Responsive web design has shaken the web service industry up, designers are throwing out pixel-grids and clients are revealing super-hero stylised HTML5 logos in every meeting.

Probably.

In the short history of commercial web development the design and build process hadn’t changed much but in recent years our mobile phones got smarter, Ethan Marcotte showed us the power of the media query and flexible design advocates started yelling “I told you so!”. Keeping up with the RWD tips and techniques train has become a lifestyle choice with an ever-growing reading list.

Responsive web design is not all new territory though, from the year 2000:

It is the nature of the web to be flexible, and it should be our role as designers and developers to embrace this flexibility

The issue was that most of us were viewing our creations through a fixed frame and we didn’t always possess a range of Internet-enabled devices, so designing a site header, footer and home page on a fixed canvas produced predictable results. It’s always been our responsibility as good web citizens not to hand over a skeleton site with the keys to a CMS, it was good enough to do so.

The design process on our projects we start now should have little resemblance to those of a few years ago. I think most of us are used to creating mock-ups without possessing content but we shouldn’t deliver PSD promises, we’re problem solvers and making assumptions is anti-responsive design; there will be plenty of times when things just don’t work.

Gathering and forcing content into strict moulds, or causing a rush to fill an agreed sitemap will only aggravate relationships between designers, developers and clients and introduce sloppy bodges to plaster over increasingly large cracks.

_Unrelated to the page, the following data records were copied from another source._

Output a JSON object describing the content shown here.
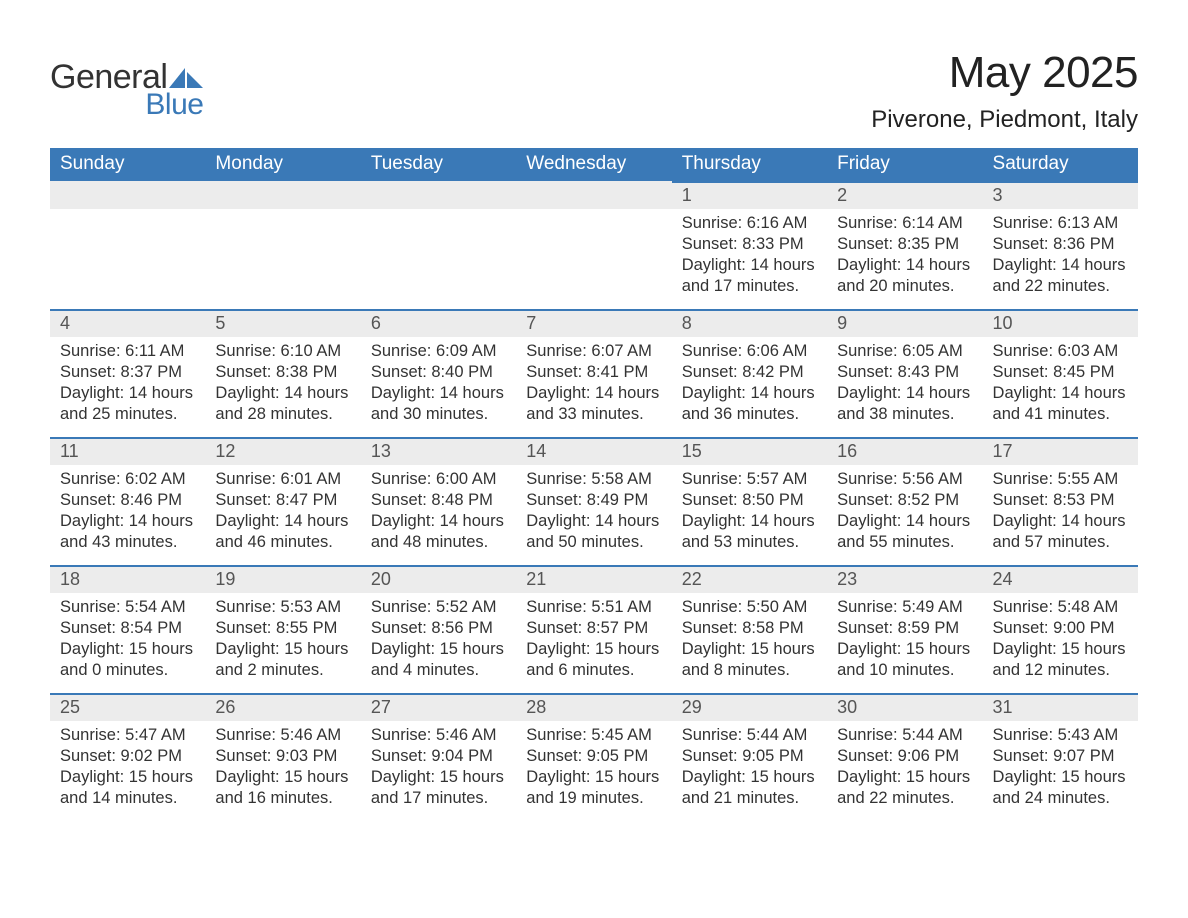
{
  "brand": {
    "part1": "General",
    "part2": "Blue",
    "accent_color": "#3a79b7"
  },
  "title": "May 2025",
  "location": "Piverone, Piedmont, Italy",
  "colors": {
    "header_bg": "#3a79b7",
    "header_text": "#ffffff",
    "daynum_bg": "#ececec",
    "row_border": "#3a79b7",
    "body_text": "#333333",
    "page_bg": "#ffffff"
  },
  "fonts": {
    "title_size_pt": 33,
    "location_size_pt": 18,
    "header_size_pt": 14,
    "body_size_pt": 12
  },
  "weekdays": [
    "Sunday",
    "Monday",
    "Tuesday",
    "Wednesday",
    "Thursday",
    "Friday",
    "Saturday"
  ],
  "weeks": [
    [
      null,
      null,
      null,
      null,
      {
        "n": "1",
        "sunrise": "Sunrise: 6:16 AM",
        "sunset": "Sunset: 8:33 PM",
        "daylight": "Daylight: 14 hours and 17 minutes."
      },
      {
        "n": "2",
        "sunrise": "Sunrise: 6:14 AM",
        "sunset": "Sunset: 8:35 PM",
        "daylight": "Daylight: 14 hours and 20 minutes."
      },
      {
        "n": "3",
        "sunrise": "Sunrise: 6:13 AM",
        "sunset": "Sunset: 8:36 PM",
        "daylight": "Daylight: 14 hours and 22 minutes."
      }
    ],
    [
      {
        "n": "4",
        "sunrise": "Sunrise: 6:11 AM",
        "sunset": "Sunset: 8:37 PM",
        "daylight": "Daylight: 14 hours and 25 minutes."
      },
      {
        "n": "5",
        "sunrise": "Sunrise: 6:10 AM",
        "sunset": "Sunset: 8:38 PM",
        "daylight": "Daylight: 14 hours and 28 minutes."
      },
      {
        "n": "6",
        "sunrise": "Sunrise: 6:09 AM",
        "sunset": "Sunset: 8:40 PM",
        "daylight": "Daylight: 14 hours and 30 minutes."
      },
      {
        "n": "7",
        "sunrise": "Sunrise: 6:07 AM",
        "sunset": "Sunset: 8:41 PM",
        "daylight": "Daylight: 14 hours and 33 minutes."
      },
      {
        "n": "8",
        "sunrise": "Sunrise: 6:06 AM",
        "sunset": "Sunset: 8:42 PM",
        "daylight": "Daylight: 14 hours and 36 minutes."
      },
      {
        "n": "9",
        "sunrise": "Sunrise: 6:05 AM",
        "sunset": "Sunset: 8:43 PM",
        "daylight": "Daylight: 14 hours and 38 minutes."
      },
      {
        "n": "10",
        "sunrise": "Sunrise: 6:03 AM",
        "sunset": "Sunset: 8:45 PM",
        "daylight": "Daylight: 14 hours and 41 minutes."
      }
    ],
    [
      {
        "n": "11",
        "sunrise": "Sunrise: 6:02 AM",
        "sunset": "Sunset: 8:46 PM",
        "daylight": "Daylight: 14 hours and 43 minutes."
      },
      {
        "n": "12",
        "sunrise": "Sunrise: 6:01 AM",
        "sunset": "Sunset: 8:47 PM",
        "daylight": "Daylight: 14 hours and 46 minutes."
      },
      {
        "n": "13",
        "sunrise": "Sunrise: 6:00 AM",
        "sunset": "Sunset: 8:48 PM",
        "daylight": "Daylight: 14 hours and 48 minutes."
      },
      {
        "n": "14",
        "sunrise": "Sunrise: 5:58 AM",
        "sunset": "Sunset: 8:49 PM",
        "daylight": "Daylight: 14 hours and 50 minutes."
      },
      {
        "n": "15",
        "sunrise": "Sunrise: 5:57 AM",
        "sunset": "Sunset: 8:50 PM",
        "daylight": "Daylight: 14 hours and 53 minutes."
      },
      {
        "n": "16",
        "sunrise": "Sunrise: 5:56 AM",
        "sunset": "Sunset: 8:52 PM",
        "daylight": "Daylight: 14 hours and 55 minutes."
      },
      {
        "n": "17",
        "sunrise": "Sunrise: 5:55 AM",
        "sunset": "Sunset: 8:53 PM",
        "daylight": "Daylight: 14 hours and 57 minutes."
      }
    ],
    [
      {
        "n": "18",
        "sunrise": "Sunrise: 5:54 AM",
        "sunset": "Sunset: 8:54 PM",
        "daylight": "Daylight: 15 hours and 0 minutes."
      },
      {
        "n": "19",
        "sunrise": "Sunrise: 5:53 AM",
        "sunset": "Sunset: 8:55 PM",
        "daylight": "Daylight: 15 hours and 2 minutes."
      },
      {
        "n": "20",
        "sunrise": "Sunrise: 5:52 AM",
        "sunset": "Sunset: 8:56 PM",
        "daylight": "Daylight: 15 hours and 4 minutes."
      },
      {
        "n": "21",
        "sunrise": "Sunrise: 5:51 AM",
        "sunset": "Sunset: 8:57 PM",
        "daylight": "Daylight: 15 hours and 6 minutes."
      },
      {
        "n": "22",
        "sunrise": "Sunrise: 5:50 AM",
        "sunset": "Sunset: 8:58 PM",
        "daylight": "Daylight: 15 hours and 8 minutes."
      },
      {
        "n": "23",
        "sunrise": "Sunrise: 5:49 AM",
        "sunset": "Sunset: 8:59 PM",
        "daylight": "Daylight: 15 hours and 10 minutes."
      },
      {
        "n": "24",
        "sunrise": "Sunrise: 5:48 AM",
        "sunset": "Sunset: 9:00 PM",
        "daylight": "Daylight: 15 hours and 12 minutes."
      }
    ],
    [
      {
        "n": "25",
        "sunrise": "Sunrise: 5:47 AM",
        "sunset": "Sunset: 9:02 PM",
        "daylight": "Daylight: 15 hours and 14 minutes."
      },
      {
        "n": "26",
        "sunrise": "Sunrise: 5:46 AM",
        "sunset": "Sunset: 9:03 PM",
        "daylight": "Daylight: 15 hours and 16 minutes."
      },
      {
        "n": "27",
        "sunrise": "Sunrise: 5:46 AM",
        "sunset": "Sunset: 9:04 PM",
        "daylight": "Daylight: 15 hours and 17 minutes."
      },
      {
        "n": "28",
        "sunrise": "Sunrise: 5:45 AM",
        "sunset": "Sunset: 9:05 PM",
        "daylight": "Daylight: 15 hours and 19 minutes."
      },
      {
        "n": "29",
        "sunrise": "Sunrise: 5:44 AM",
        "sunset": "Sunset: 9:05 PM",
        "daylight": "Daylight: 15 hours and 21 minutes."
      },
      {
        "n": "30",
        "sunrise": "Sunrise: 5:44 AM",
        "sunset": "Sunset: 9:06 PM",
        "daylight": "Daylight: 15 hours and 22 minutes."
      },
      {
        "n": "31",
        "sunrise": "Sunrise: 5:43 AM",
        "sunset": "Sunset: 9:07 PM",
        "daylight": "Daylight: 15 hours and 24 minutes."
      }
    ]
  ]
}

The industry shift towards responsive web design is forcing us to try out new project strategies to find something better than the “template-and-fill” approach of old. Although there is no authoritative answer on the best process one thing has become very clear; we can only design interfaces, user journeys and solve problems based on good content structure.

You can create good experiences without knowing the content. What you can’t do is create good experiences without knowing your content structure. What is your content made from, not what your content is.

There are few projects where content is provided up-front but I think that most pages can be divided into one of three fundamental categories: presentational, content listing or single content piece. Using a tool such as Gather Content it is easy to define the types of content that make these blocks which in turn should help define the organisation of the sitemap. Following this it’s useful to delegate responsibilities for managing each content section and calculate the pre-requisites they’ll need, printing out a binder of required content will literally add weight to the importance of content strategy and make everybody’s work less assumptive. Setting the client’s expectations early-on for how much work they’ll need to do will enable both parties to set priorities and reduce friction as the project progresses. Win, win and win.

Constructing hierarchical, well-structured documents that can be re-flowed to suit different screen sizes is new and it is hard. We don’t have the experience or tried-and-tested tools to categorically state what will work, we can only decide in-browser, with users and not in Photoshop. We know a lot of our tools are not powerful enough–we can’t visually re-order a page as we’d like quite yet–and we shouldn’t theorise about the capabilities of browsers we’ll see in the near-future. Content is the only constant and it is not appropriate nor future-proof to think about anything else first.